Legion of Blue helps organize events with the university's athletic department and the basketball team to benefit Penn State THON, a dance marathon dedicated to curing childhood cancer. Each year, the Legion of Blue helps host the THON Hoops game, where all revenue from single game student tickets in donated to THON under the name of the organization of the student's choice. Students also receive colorful shirts worn to generate awareness. THON children and their families are seated in the typical section section behind the basket near the Penn State bench and are recognized throughout the game.

== Recognition ==
Legion of Blue and its members have been recognized by a variety of sources for their school spirit and charitable work.

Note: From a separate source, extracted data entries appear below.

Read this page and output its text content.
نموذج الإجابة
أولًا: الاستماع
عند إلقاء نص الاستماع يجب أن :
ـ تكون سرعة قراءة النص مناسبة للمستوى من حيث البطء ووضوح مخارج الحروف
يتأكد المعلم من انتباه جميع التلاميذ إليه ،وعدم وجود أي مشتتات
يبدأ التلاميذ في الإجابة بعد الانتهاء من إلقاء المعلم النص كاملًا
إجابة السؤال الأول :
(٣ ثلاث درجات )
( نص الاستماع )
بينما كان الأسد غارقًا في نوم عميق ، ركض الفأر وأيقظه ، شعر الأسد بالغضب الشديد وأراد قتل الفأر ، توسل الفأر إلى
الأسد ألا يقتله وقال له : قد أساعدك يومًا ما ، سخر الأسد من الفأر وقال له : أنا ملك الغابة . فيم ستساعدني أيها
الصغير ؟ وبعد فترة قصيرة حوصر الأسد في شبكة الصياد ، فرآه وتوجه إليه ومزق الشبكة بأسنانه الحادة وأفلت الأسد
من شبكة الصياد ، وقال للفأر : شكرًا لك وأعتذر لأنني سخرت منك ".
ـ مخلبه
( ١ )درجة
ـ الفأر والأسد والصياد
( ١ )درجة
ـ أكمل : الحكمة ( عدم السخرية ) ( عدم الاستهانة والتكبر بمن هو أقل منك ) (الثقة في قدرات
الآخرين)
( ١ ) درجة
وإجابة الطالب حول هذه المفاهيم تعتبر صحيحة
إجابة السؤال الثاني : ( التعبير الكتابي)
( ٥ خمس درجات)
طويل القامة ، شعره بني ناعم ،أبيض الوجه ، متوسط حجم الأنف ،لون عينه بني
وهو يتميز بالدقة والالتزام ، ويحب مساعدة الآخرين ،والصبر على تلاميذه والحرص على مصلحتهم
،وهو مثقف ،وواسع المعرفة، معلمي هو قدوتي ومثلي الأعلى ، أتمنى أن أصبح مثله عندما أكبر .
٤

During the 2017-18 school year, Legion of Blue won the Lion Light student organization of the month award for their September "Fill the Forum" event and the Penn State student organization of the month for their contributions to the annual THON Hoops game. Legion of Blue was featured in conjunction with Penn State THON as part of ESPN's Student Spirit Week for the Nittany Lions' 2008 matchup against Ohio State, and 2005-06 president Jennifer Owsiany was named ESPN's 2006 "Miss Bracket" after an online poll of college basketball's biggest superfans.